My seatmate was somehow intrigued by me, and we began to chat about my work. "Not many people are willing to do what you do," he said, "you are performing the work of God - have you been saved?" Oh dear. I was sitting next to a Greek Jehovah's Witness. No joke. We chatted for a while about why I'm going to hell for being unsaved - though he was much kinder than I thought he would be - until I decided to feign sleep instead of screaming.
My fake slumber seemed to dull him, as he disappeared when the train broke down shortly after. I had two hours to suck in fresh air while we waited...by some merciful miracle, the air conditioning worked when we re-boarded. The cool air enlivened the car, and a middle-aged albanian (capable of the most noxious odors) even took to groping my leg. (but not before spilling his whiskey all over my lap.) I nearly cried in relief when we arrived in Thessaloniki - three hours late. Then, I nearly cried again when I found I missed my connection to Bulgaria and had to sleep in the station until the next train in the morning. And then, I did manage to squeeze out a tear when the station guards tried to kick us stranded few to the street. "You can't sleep here! Station closed!" It was two in the morning. "But where are we supposed to go! We can't just wander the streets!" We said, it was if the last fiber of our patience and stamina had been swiftly severed. "It is not our problem!" they retorted. But it was a big problem for a solo American female.

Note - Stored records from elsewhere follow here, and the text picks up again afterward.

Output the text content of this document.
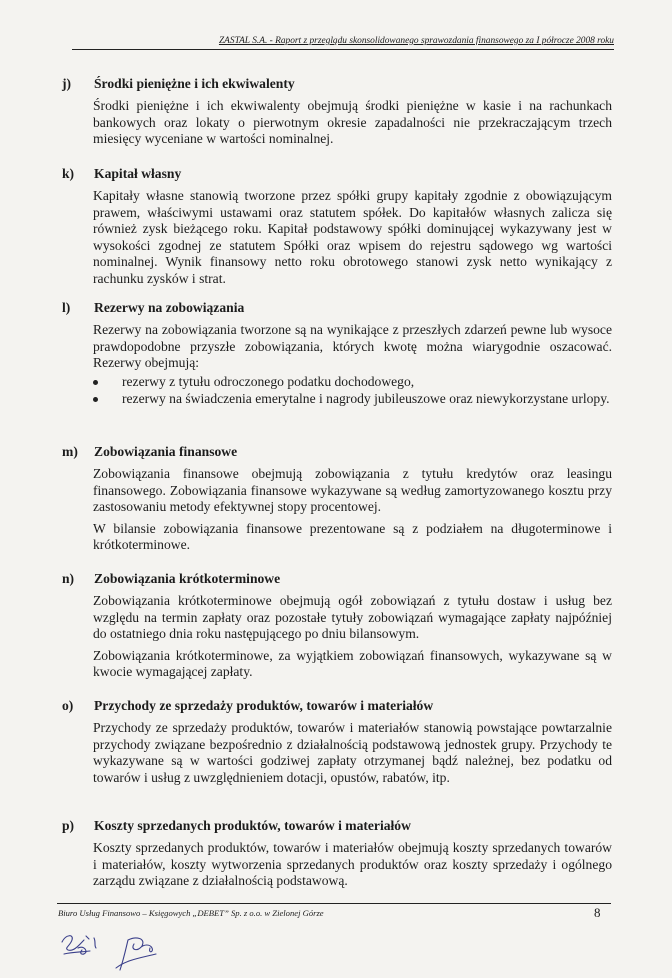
ZASTAL S.A. - Raport z przeglądu skonsolidowanego sprawozdania finansowego za I półrocze 2008 roku
j) Środki pieniężne i ich ekwiwalenty

Środki pieniężne i ich ekwiwalenty obejmują środki pieniężne w kasie i na rachunkach bankowych oraz lokaty o pierwotnym okresie zapadalności nie przekraczającym trzech miesięcy wyceniane w wartości nominalnej.

k) Kapitał własny

Kapitały własne stanowią tworzone przez spółki grupy kapitały zgodnie z obowiązującym prawem, właściwymi ustawami oraz statutem spółek. Do kapitałów własnych zalicza się również zysk bieżącego roku. Kapitał podstawowy spółki dominującej wykazywany jest w wysokości zgodnej ze statutem Spółki oraz wpisem do rejestru sądowego wg wartości nominalnej. Wynik finansowy netto roku obrotowego stanowi zysk netto wynikający z rachunku zysków i strat.

l) Rezerwy na zobowiązania

Rezerwy na zobowiązania tworzone są na wynikające z przeszłych zdarzeń pewne lub wysoce prawdopodobne przyszłe zobowiązania, których kwotę można wiarygodnie oszacować. Rezerwy obejmują:

rezerwy z tytułu odroczonego podatku dochodowego,
rezerwy na świadczenia emerytalne i nagrody jubileuszowe oraz niewykorzystane urlopy.
m) Zobowiązania finansowe

Zobowiązania finansowe obejmują zobowiązania z tytułu kredytów oraz leasingu finansowego. Zobowiązania finansowe wykazywane są według zamortyzowanego kosztu przy zastosowaniu metody efektywnej stopy procentowej.

W bilansie zobowiązania finansowe prezentowane są z podziałem na długoterminowe i krótkoterminowe.

n) Zobowiązania krótkoterminowe

Zobowiązania krótkoterminowe obejmują ogół zobowiązań z tytułu dostaw i usług bez względu na termin zapłaty oraz pozostałe tytuły zobowiązań wymagające zapłaty najpóźniej do ostatniego dnia roku następującego po dniu bilansowym.

Zobowiązania krótkoterminowe, za wyjątkiem zobowiązań finansowych, wykazywane są w kwocie wymagającej zapłaty.

o) Przychody ze sprzedaży produktów, towarów i materiałów

Przychody ze sprzedaży produktów, towarów i materiałów stanowią powstające powtarzalnie przychody związane bezpośrednio z działalnością podstawową jednostek grupy. Przychody te wykazywane są w wartości godziwej zapłaty otrzymanej bądź należnej, bez podatku od towarów i usług z uwzględnieniem dotacji, opustów, rabatów, itp.

p) Koszty sprzedanych produktów, towarów i materiałów

Koszty sprzedanych produktów, towarów i materiałów obejmują koszty sprzedanych towarów i materiałów, koszty wytworzenia sprzedanych produktów oraz koszty sprzedaży i ogólnego zarządu związane z działalnością podstawową.

Biuro Usług Finansowo – Księgowych „DEBET” Sp. z o.o. w Zielonej Górze	8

In the end, they allowed us to be locked in a small downstairs waiting room. "Eat, bathroom now. We open door at 6 am." They didn't want us to steal anything. Steal what? I don't know. I probably would have done it though, out of spite. I squeezed in a few hours of sleep before being herded back to the surface of the world and catching my train to Bulgaria. I'd decided to stay in Sandanski - a city close to the border - and find a bus from there. Due to complete exhaustion, I stayed the night - arriving in Sofia three days after leaving Athens. I was filthy and smelly enough rival the albanian, but completely thrilled to be back to the familiar. Oh Bulgaria, how I missed you. Oh Bulgaria, I'll never take a train to/from/around or near you ever, ever again.